The new charges — three felonies and six misdemeanors — come in addition to federal firearms charges in Delaware alleging Hunter Biden broke a law against drug users having guns in 2018.
Hunter Biden “spent millions of dollars on an extravagant lifestyle rather than paying his tax bills,” special counsel David Weiss said in a statement. The charges are focused on at least $1.4 million in taxes he owed during between 2016 and 2019, a period where he has acknowledged struggling with addiction.
If convicted, Hunter Biden could face up to 17 years in prison. The special counsel probe remains open, Weiss said.
Hunter Biden had been previously expected to plead guilty to misdemeanor tax charges as part of a plea deal with prosecutors. Defense attorneys have signaled they plan to fight any new charges, though they did not immediately return messages seeking comment Thursday.
The White House also declined to comment on Thursday’s indictment, referring questions to the Justice Department or Hunter Biden’s personal representatives.
The agreement, which covered tax years 2017 and 2018, imploded in July after a judge raised questions about it. It had also been pilloried as a “sweetheart deal” by Republicans investigating nearly every aspect of Hunter Biden’s business dealings as well as the Justice Department’s handling of the case.
Congressional Republicans have also pursued an impeachment inquiry into President Joe Biden, claiming he was engaged in an influence-peddling scheme with his son. The House is expected to vote next week on formally authorizing the inquiry.
While questions have arisen about the ethics surrounding the Biden family’s international business, no evidence has emerged so far to prove that Joe Biden, in his current or previous office, abused his role or accepted bribes.

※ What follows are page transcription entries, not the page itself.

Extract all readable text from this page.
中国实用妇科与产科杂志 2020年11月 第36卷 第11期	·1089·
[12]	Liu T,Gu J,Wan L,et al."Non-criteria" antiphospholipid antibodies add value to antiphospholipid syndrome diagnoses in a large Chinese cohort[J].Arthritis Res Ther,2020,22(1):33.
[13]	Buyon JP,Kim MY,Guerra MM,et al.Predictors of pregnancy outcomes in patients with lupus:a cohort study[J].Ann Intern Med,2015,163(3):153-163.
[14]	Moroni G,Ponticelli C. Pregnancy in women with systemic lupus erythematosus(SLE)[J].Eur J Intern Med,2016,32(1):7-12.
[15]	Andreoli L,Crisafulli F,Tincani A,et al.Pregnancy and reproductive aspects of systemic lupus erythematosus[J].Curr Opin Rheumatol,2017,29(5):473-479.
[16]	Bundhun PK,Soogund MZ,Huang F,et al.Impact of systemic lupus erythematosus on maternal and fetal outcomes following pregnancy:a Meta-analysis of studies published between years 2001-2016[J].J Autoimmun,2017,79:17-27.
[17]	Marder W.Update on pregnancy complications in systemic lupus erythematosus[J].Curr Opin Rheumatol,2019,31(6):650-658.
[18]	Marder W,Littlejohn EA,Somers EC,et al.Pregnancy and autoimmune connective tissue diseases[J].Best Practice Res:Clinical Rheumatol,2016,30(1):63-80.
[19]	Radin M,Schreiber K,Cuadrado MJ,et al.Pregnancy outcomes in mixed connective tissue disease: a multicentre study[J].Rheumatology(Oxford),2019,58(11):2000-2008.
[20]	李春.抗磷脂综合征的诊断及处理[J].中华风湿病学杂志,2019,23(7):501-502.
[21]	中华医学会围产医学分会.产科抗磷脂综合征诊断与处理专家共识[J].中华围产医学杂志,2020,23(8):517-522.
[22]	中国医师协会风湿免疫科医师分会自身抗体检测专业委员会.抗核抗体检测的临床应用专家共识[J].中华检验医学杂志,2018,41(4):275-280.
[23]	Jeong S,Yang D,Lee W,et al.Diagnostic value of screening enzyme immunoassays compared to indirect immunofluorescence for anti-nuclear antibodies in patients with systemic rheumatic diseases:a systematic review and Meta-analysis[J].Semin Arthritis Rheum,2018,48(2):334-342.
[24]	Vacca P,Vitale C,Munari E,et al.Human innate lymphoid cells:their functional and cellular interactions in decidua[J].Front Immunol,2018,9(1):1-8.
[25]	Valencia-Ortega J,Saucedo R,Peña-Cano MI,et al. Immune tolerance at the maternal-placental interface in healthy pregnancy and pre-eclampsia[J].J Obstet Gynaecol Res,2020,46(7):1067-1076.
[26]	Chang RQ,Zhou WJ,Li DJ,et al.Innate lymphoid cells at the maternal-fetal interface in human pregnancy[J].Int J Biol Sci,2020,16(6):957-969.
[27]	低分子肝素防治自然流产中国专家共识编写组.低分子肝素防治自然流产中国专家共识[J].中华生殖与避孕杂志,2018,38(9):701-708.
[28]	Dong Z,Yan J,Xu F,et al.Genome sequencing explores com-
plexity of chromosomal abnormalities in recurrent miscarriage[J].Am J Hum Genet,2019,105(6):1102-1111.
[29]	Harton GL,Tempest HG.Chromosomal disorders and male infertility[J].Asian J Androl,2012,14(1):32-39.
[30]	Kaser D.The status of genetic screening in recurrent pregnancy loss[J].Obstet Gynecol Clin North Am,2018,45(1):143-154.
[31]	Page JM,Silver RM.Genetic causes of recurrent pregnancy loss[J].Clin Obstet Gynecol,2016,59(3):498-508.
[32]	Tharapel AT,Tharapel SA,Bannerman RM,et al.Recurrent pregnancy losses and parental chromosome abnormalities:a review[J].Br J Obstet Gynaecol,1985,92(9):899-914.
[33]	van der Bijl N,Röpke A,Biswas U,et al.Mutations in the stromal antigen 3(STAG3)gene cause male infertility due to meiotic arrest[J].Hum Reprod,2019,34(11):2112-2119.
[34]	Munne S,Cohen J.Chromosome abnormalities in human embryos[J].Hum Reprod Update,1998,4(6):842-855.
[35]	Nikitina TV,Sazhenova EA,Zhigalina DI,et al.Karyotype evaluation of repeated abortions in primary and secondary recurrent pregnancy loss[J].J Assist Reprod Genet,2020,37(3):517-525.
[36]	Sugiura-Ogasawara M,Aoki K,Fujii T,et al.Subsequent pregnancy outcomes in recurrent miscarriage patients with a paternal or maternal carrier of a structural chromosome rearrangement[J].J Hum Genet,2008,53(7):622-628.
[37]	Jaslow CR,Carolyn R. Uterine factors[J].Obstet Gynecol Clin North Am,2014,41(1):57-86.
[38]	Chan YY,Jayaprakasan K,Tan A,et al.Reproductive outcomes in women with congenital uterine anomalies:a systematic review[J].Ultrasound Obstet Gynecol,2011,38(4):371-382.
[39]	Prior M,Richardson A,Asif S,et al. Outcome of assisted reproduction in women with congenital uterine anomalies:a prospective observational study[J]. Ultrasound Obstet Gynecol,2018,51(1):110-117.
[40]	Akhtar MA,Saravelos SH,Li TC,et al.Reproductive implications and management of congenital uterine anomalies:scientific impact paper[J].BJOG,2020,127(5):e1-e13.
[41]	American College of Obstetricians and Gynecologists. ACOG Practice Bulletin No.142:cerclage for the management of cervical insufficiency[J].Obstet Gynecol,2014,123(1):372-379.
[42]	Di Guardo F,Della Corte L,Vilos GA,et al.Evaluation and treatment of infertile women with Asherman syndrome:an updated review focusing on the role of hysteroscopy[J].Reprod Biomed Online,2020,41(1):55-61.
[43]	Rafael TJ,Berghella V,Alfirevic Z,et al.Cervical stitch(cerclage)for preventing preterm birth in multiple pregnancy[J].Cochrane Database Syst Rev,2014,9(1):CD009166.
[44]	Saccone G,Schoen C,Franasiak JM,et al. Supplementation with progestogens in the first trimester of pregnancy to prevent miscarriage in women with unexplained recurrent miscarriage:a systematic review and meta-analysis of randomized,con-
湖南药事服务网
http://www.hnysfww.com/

The criminal investigation led by Delaware U.S. Attorney David Weiss has been open since 2018, and was expected to wind down with the plea deal that Hunter Biden had planned to strike with prosecutors over the summer. He would have pleaded guilty to two misdemeanor tax evasion charges and would have entered a separate agreement on the gun charge. He would have served two years of probation rather than get jail time.
The agreement also contained immunity provisions, and defense attorneys have argued that they remain in force since that part of the agreement was signed by a prosecutor before the deal was scrapped.
Prosecutors disagree, pointing out the documents weren’t signed by a judge and are invalid.
After the deal fell apart, prosecutors filed three federal gun charges alleging that Hunter Biden had lied about his drug use to buy a gun that he kept for 11 days in 2018. Federal law bans gun possession by “habitual drug users,” though the measure is seldom seen as a stand-alone charge and has been called into question by a federal appeals court.
Hunter Biden’s longstanding struggle with substance abuse had worsened during that period after the death of his brother Beau Biden in 2015, prosecutors wrote in a draft plea agreement filed in court in Delaware.
He still made “substantial income” in 2017 and 2018, including $2.6 million in business and consulting fees from a company he formed with the CEOs of a Chinese business conglomerate and the Ukrainian energy company Burisma, but did not pay his taxes on a total of about $4 million in personal income during that period, prosecutors said in the scuttled Delaware plea agreement.
He did eventually file his taxes in 2020 and the back taxes were paid by a “third party” the following year, prosecutors said.